Leandro Branco

Personal information
- Full name: Leandro dos Santos Branco
- Date of birth: 2 June 1983 (age 43)
- Place of birth: Lages, Brazil
- Height: 1.78 m (5 ft 10 in)
- Position: Forward

Senior career*
- Years: Team / Apps / (Gls)
- 2002: Chapecoense
- 2003: Marcílio Dias / ? / (31)
- 2004: Hermann Aichinger / 14 / (11)
- 2005: Inter de Lages
- 2006: Audax Italiano / 0 / (0)
- 2006: Ituano / 5 / (0)
- 2007: Juventus-SC / 14 / (9)
- 2007–2009: Vitória Setúbal / 31 / (0)
- 2009–2010: Criciúma / ? / (7)
- 2010: Metropolitano / 1 / (0)
- 2010–2011: Marcílio Dias / 13 / (2)
- 2011: Confiança / 4 / (1)
- 2011: Atlético Tubarão / 4 / (1)
- 2012: Brasil Farroupilha
- 2012: Atlético Tubarão / ? / (4)
- 2013: Marcílio Dias / 3 / (0)
- 2013–2014: Águia Negra / 10 / (6)
- 2014: Inter de Lages / 16 / (0)
- 2015: Águia Negra / 10 / (2)
- 2015: Comercial-MS / 3 / (0)
- 2016: Águia Negra / 12 / (0)
- 2016: Operário Mafra / 12 / (0)
- 2017: Águia Negra / 11 / (4)
- 2017: Sete de Dourados / 5 / (1)
- 2018: Águia Negra / 9 / (4)

= Leandro Branco =

Brazilian footballer (born 1983)

Leandro dos Santos Branco (born 2 June 1983) is a Brazilian former professional footballer who played as a forward.

==Career==
Branco was born in Lages, Santa Catarina. After spending most of his career with modest clubs in his country, Branco had a brief stint with Chilean club Audax Italiano in 2006 and moved in 2007–08 to Portugal, signing with Vitória de Setúbal.
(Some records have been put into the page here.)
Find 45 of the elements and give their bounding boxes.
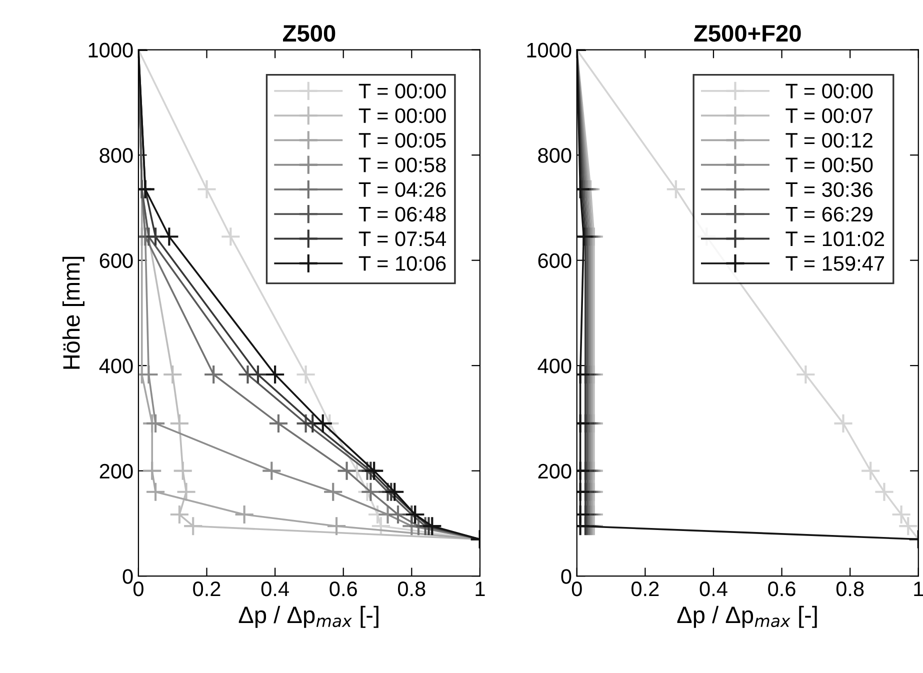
legend-label: T = 00:00 — [786, 84, 873, 98]
x-tick-label: 0.2 — [193, 582, 220, 596]
y-tick-label: 0 — [561, 569, 572, 584]
y-axis-title: Höhe [mm] — [62, 256, 84, 369]
y-tick-label: 800 — [538, 148, 572, 163]
legend-label: T = 00:07 — [786, 108, 872, 124]
x-tick-label: 0.8 — [398, 582, 426, 596]
x-tick-label: 1 — [476, 582, 485, 596]
x-tick-label: 0 — [133, 582, 144, 596]
y-tick-label: 200 — [538, 464, 572, 479]
x-tick-label: 0.6 — [768, 582, 796, 596]
y-tick-label: 400 — [99, 358, 133, 374]
legend-label: T = 07:54 — [358, 231, 446, 246]
legend-label: T = 00:00 — [358, 84, 446, 98]
x-tick-label: 0.4 — [700, 582, 728, 596]
y-tick-label: 600 — [100, 253, 133, 268]
y-tick-label: 400 — [538, 358, 572, 374]
legend-label: T = 101:02 — [786, 231, 884, 246]
x-tick-label: 0 — [572, 582, 582, 596]
y-tick-label: 0 — [122, 569, 133, 584]
chart-title: Z500 — [283, 24, 336, 42]
legend-label: T = 159:47 — [786, 256, 884, 271]
y-tick-label: 1000 — [88, 42, 133, 58]
y-tick-label: 600 — [538, 253, 572, 268]
x-tick-label: 0.8 — [836, 582, 864, 596]
legend-label: T = 04:26 — [358, 182, 446, 197]
y-tick-label: 800 — [100, 148, 133, 163]
x-tick-label: 0.2 — [632, 582, 659, 596]
legend-label: T = 00:05 — [358, 132, 446, 148]
legend-label: T = 30:36 — [786, 182, 873, 197]
legend-label: T = 10:06 — [358, 256, 446, 271]
x-tick-label: 0.4 — [261, 582, 289, 596]
x-tick-label: 1 — [914, 582, 923, 596]
legend-label: T = 06:48 — [358, 206, 446, 222]
y-tick-label: 200 — [100, 464, 133, 479]
x-axis-title: Δp / Δp$_{max}$ [-] — [238, 606, 378, 628]
chart-title: Z500+F20 — [694, 24, 801, 42]
x-axis-title: Δp / Δp$_{max}$ [-] — [677, 606, 817, 628]
y-tick-label: 1000 — [527, 42, 572, 58]
legend-label: T = 66:29 — [786, 206, 872, 222]
legend-label: T = 00:12 — [786, 132, 872, 148]
x-tick-label: 0.6 — [330, 582, 357, 596]
legend-label: T = 00:58 — [358, 158, 446, 172]
legend-label: T = 00:50 — [786, 158, 873, 172]
legend-label: T = 00:00 — [358, 108, 446, 124]
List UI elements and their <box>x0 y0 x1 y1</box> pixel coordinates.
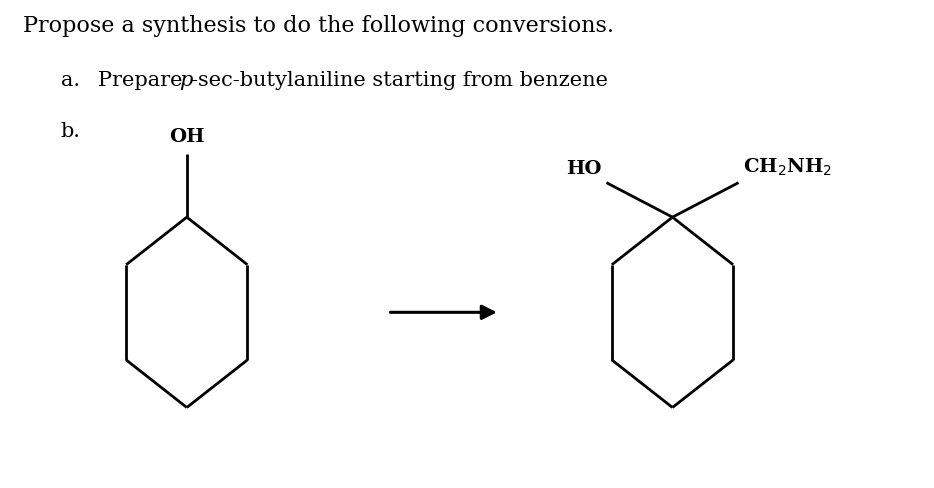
Text: p: p <box>179 71 192 90</box>
Text: OH: OH <box>169 128 205 146</box>
Text: Propose a synthesis to do the following conversions.: Propose a synthesis to do the following … <box>23 15 615 37</box>
Text: a.: a. <box>61 71 79 90</box>
Text: CH$_2$NH$_2$: CH$_2$NH$_2$ <box>743 157 832 178</box>
Text: -sec-butylaniline starting from benzene: -sec-butylaniline starting from benzene <box>191 71 608 90</box>
Text: b.: b. <box>61 122 80 141</box>
Text: Prepare: Prepare <box>98 71 190 90</box>
Text: HO: HO <box>566 160 601 178</box>
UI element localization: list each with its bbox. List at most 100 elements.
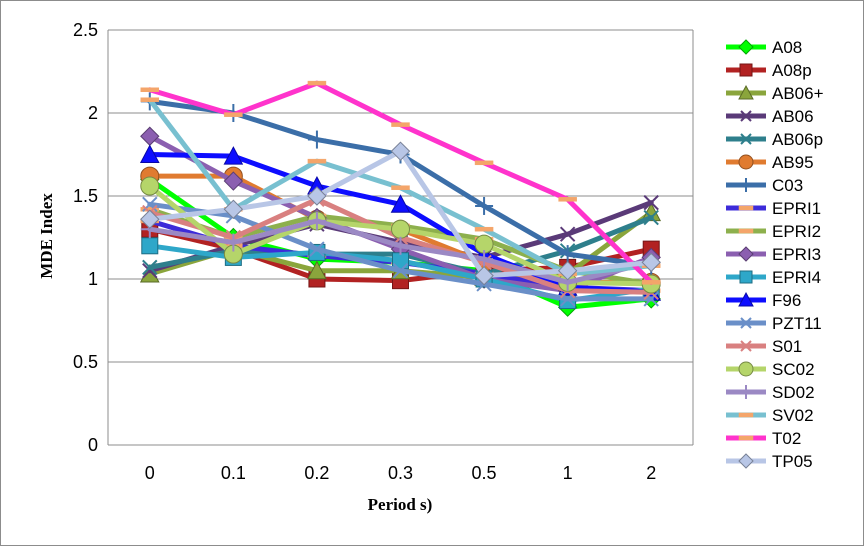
x-tick-label: 1 — [563, 463, 573, 483]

His stint with the Sado River side proved a nightmare, as he failed to score a single Primeira Liga goal in two seasons combined, also receiving his marching orders in a 2–1 away loss against Belenenses on 11 April 2009; he netted twice in official games during his stint, one in the Portuguese Cup and another in the domestic League Cup, with his team winning the latter competition.

In the 2009 summer, Branco returned to his country, signing with Criciúma. The following year he switched to Metropolitano, and continued playing at that level in the subsequent campaigns, representing for example Marcílio Dias and Tubarão in several stints.

In May 2017, Branco joined Sete de Dourados.